The White Stripes – Elephant

These days, when an artist is heaped with praise, hype, and rave reviews, the result is usually quite predictable: the artist, unable to live up to near-impossible expectations, implodes before being crushed by a media backlash. Occasionally, however, a miracle occurs. The White Stripes, despite a constant stream of hype and publicity that’s followed them since last year’s White Blood Cells, have managed to release a follow-up album that not only meets expectations, it blows them away.
Elephant is good. Really good. It is catchy, fun, and addictive. There is no greater compliment for an album than to have it hog your CD player for days on end while piles of newer discs stack up beside the stereo, unplayed in their shrink wrap.

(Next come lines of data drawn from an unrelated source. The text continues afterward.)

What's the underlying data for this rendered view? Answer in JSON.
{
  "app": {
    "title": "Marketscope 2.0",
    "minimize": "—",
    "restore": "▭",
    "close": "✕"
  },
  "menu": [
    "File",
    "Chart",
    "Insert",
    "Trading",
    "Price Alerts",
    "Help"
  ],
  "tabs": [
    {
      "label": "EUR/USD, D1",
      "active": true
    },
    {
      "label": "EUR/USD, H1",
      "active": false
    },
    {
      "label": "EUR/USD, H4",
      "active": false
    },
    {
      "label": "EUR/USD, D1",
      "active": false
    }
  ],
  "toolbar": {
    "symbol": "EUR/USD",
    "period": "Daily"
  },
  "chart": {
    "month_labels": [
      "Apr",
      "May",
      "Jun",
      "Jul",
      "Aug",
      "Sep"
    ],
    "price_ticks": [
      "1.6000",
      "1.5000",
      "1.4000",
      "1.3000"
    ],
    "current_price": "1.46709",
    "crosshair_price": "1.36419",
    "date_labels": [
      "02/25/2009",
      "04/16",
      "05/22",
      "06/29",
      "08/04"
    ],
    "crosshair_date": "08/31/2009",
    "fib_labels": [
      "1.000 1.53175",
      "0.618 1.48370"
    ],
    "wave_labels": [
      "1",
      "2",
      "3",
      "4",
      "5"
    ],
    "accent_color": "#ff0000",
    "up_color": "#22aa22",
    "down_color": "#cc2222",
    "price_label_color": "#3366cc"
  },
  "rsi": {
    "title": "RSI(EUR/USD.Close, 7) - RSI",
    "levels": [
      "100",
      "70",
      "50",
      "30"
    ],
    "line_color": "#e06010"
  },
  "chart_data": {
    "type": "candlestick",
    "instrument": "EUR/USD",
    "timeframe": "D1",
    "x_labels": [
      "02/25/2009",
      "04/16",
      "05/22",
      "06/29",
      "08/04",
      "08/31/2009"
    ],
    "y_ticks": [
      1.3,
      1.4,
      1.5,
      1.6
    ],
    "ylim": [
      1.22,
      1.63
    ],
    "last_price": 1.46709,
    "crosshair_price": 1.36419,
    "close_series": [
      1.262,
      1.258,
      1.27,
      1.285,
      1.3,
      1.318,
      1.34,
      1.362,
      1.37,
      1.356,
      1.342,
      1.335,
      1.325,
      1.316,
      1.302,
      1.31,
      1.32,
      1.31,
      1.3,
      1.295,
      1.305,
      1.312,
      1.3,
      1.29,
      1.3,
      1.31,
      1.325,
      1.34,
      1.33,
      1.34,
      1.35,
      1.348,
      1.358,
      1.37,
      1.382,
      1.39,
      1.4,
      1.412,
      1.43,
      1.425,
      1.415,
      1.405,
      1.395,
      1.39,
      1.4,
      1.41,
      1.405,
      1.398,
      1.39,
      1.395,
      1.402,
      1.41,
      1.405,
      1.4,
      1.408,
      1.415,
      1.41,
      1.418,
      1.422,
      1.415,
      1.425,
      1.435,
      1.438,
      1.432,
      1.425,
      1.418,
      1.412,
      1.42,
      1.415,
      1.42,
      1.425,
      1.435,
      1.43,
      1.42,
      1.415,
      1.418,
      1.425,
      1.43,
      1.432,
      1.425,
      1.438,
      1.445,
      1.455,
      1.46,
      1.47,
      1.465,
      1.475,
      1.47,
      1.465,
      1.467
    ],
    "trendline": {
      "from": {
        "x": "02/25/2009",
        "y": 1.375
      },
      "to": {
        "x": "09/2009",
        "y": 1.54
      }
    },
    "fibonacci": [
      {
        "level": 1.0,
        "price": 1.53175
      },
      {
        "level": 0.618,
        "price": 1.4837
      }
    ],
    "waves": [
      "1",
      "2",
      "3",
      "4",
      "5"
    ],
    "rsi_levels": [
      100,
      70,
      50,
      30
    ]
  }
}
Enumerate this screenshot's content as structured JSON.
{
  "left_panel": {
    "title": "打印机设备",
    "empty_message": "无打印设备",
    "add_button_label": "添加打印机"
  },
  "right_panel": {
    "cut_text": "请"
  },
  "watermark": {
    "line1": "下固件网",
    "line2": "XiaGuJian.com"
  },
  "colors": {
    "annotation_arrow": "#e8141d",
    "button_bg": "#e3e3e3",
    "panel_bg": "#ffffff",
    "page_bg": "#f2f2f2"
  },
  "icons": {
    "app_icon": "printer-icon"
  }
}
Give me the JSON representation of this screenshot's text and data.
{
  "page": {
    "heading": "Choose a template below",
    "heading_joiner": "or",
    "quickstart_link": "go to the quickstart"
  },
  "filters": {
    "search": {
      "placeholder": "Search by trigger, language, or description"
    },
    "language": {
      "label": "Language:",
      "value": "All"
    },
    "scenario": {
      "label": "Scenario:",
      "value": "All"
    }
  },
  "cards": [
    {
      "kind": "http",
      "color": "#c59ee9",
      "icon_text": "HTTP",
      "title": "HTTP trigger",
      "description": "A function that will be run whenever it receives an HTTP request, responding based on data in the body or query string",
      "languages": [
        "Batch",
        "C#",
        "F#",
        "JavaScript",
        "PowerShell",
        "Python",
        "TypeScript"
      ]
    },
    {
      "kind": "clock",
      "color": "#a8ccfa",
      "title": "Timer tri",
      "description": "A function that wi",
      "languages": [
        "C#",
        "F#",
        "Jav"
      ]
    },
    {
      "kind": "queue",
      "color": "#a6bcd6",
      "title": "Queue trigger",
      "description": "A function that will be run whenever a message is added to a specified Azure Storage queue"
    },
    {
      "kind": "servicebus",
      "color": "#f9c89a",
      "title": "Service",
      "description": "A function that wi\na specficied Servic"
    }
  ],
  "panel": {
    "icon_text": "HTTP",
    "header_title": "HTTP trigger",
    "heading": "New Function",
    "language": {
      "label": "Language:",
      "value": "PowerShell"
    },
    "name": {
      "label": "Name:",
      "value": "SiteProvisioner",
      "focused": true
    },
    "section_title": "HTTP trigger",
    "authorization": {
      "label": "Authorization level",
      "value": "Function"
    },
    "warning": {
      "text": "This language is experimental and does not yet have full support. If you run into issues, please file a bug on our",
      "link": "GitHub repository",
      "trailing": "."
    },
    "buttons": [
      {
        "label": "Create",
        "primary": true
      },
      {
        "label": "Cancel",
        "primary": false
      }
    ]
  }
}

The first four seconds of the disc are as great an album intro as you’ll find, anywhere. The bass line for “Seven Nation Army” will surely sell more copies of Elephant than any brother-sister/husband-wife publicity scandal could ever hope to. Thankfully, the rest of the album is equally as solid. Jack rocks out, 1960s blues style, on tracks like “Ball and a Biscuit” and “Girl, You Have No Faith in Medicine.” Both tracks are enticing sex and drug glorifications that seem, strangely, almost quaint in a psychedelic devil-worshipping sort of way.
Jack deftly handles a cover of Burt Bacharach’s “I Don’t Know What to Do with Myself” and makes it fit as comfortably on the album as any other track. Meg White takes lead vocals for “In the Cold, Cold, Night,” and her stark, crisp singing is a wonderful shock to the system after the previous feedback-ridden tracks. Elephant ends in a quirky mass of ambiguous love confessions with “Well it’s True That We Love One Another,” an acoustic ballad that features alternating conversational vocals between Jack, Meg, and guest Holly Golightly.
Sure, the fact that the entire album was performed and recorded on 1960s-era equipment (“No computers were used during the writing, recording, mixing or mastering of this record,” says the insert) wins major cool points. So does the continuing use of the red and white theme. The coolness factor becomes irrelevant, however, when the music is this damn good. Elephant is a classic rockin’ good time. Crank the bass and enjoy.